Trump to North Korean leader: My nuclear button 'is bigger & more powerful'

| Updated: Jan 3, 2018, 08:31 IST

Highlights

  • Trump warned Kim Jong-Un that US possessed a much larger nuclear button.
  • US has dismissed North-South Korea talks as 'band-aid'.
  • Kim used his annual New Year address to warn he has a "nuclear button" on his table.
WASHINGTON: US President Donald Trump on Tuesday warned Kim Jong-Un that he possessed a nuclear button that is "much bigger & more powerful" than that of the North Korean leader.

Trump tweeted: "North Korean Leader Kim Jong Un just stated that the 'Nuclear Button is on his desk at all times.' Will someone from his depleted and food starved regime please inform him that I too have a Nuclear Button, but it is a much bigger & more powerful one than his, and my Button works!"


Trump's message came after Kim used his annual New Year address to warn he has a "nuclear button" on his table, but sweetened his remarks by expressing an interest in dialogue and taking part in the Pyeongchang Games next month.

South Korea responded positively on Tuesday, proposing high-level talks with Pyongyang on January 9.

But US envoy to the United Nations Nikki Haley dismissed the proposed dialogue between the Koreas as a "band-aid," warning that Washington would never accept a nuclear-armed Pyongyang.

Responding to Seoul's offer of high-level talks with Pyongyang, Ambassador Nikki Haley told reporters: "We won't take any of the talks seriously if they don't do something to ban all nuclear weapons in North Korea."

"We consider this to be a very reckless regime. We don't think we need a band-aid and we don't think we need to smile and take a picture.

"We think we need to have them stop nuclear weapons and they need to stop it now," she said, warning: "We will never accept a nuclear North Korea."

North Korea's race to build an intercontinental ballistic missile capable of hitting the United States with a nuclear warhead has prompted stepped up UN sanctions — and raised fears of a nuclear conflict.
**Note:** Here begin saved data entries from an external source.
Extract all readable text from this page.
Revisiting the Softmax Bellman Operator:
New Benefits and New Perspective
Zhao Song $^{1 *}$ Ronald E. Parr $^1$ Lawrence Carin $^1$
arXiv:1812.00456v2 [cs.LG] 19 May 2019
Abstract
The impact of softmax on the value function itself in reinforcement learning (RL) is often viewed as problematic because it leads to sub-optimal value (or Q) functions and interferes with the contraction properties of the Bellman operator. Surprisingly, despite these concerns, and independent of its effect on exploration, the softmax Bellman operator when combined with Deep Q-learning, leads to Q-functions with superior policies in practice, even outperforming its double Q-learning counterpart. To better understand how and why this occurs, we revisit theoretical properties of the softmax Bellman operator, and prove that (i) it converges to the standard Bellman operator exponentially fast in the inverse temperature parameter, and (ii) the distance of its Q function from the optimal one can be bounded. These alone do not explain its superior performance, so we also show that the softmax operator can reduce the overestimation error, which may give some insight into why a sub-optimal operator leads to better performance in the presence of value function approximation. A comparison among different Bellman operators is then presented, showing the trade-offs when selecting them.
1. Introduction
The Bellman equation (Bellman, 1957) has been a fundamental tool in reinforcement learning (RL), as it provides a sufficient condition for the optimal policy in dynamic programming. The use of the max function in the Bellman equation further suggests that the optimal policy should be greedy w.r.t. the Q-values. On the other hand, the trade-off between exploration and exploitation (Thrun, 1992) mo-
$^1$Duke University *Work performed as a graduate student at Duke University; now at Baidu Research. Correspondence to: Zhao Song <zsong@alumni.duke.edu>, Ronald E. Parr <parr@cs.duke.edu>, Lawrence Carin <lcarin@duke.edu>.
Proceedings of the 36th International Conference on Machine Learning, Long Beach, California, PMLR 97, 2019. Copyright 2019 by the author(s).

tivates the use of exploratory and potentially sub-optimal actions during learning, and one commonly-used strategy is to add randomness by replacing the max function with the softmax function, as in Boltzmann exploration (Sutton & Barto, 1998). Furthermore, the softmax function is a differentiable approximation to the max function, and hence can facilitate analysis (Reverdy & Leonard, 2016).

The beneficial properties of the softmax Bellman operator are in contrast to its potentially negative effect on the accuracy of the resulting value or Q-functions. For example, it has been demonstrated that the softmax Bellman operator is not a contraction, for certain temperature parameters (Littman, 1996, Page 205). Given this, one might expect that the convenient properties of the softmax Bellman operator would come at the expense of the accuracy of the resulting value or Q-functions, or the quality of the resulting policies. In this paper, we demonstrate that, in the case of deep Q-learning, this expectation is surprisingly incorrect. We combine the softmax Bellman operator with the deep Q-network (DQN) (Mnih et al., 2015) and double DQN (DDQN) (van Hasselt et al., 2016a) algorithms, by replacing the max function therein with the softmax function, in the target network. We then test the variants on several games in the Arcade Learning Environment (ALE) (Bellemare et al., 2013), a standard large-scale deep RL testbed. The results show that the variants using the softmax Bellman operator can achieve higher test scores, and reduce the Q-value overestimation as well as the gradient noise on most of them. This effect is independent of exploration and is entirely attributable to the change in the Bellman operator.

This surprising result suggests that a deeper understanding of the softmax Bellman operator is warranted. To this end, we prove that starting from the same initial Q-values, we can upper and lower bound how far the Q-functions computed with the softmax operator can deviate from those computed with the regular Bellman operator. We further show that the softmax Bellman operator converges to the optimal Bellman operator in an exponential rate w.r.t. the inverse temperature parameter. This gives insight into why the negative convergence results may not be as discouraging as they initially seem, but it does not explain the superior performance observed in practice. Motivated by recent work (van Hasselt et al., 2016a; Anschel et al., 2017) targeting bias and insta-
South Korea extended the offer of talks, to take place January 9, after the North's leader Kim Jong-Un called for better relations and said his country might attend the Winter Olympics.

President Donald Trump held up the development as proof the campaign of pressure was having a "big impact."

And when asked to comment on the prospect of direct Korean talks — and whether such a development could upset its strategy on the crisis — the White House said its policy remained unchanged.

"The United States is committed and will still continue to put maximum pressure on North Korea to change and make sure that it denuclearizes the peninsula," press secretary Sarah Sanders told reporters.

"Our goals are the same and we share that with South Korea."

Washington has spearheaded the international push to sanction North Korea at the United Nations, which last year slapped three rafts of economic sanctions on the regime, targeting its oil, coal, iron, fisheries and textile sectors.

Responding to reports that Pyongyang may be preparing another missile test, Haley warned any such move would expose Kim's regime to further sanctions.

"I hope that does not happen. But if it does, we must bring even more measures to bear on the North Korean regime."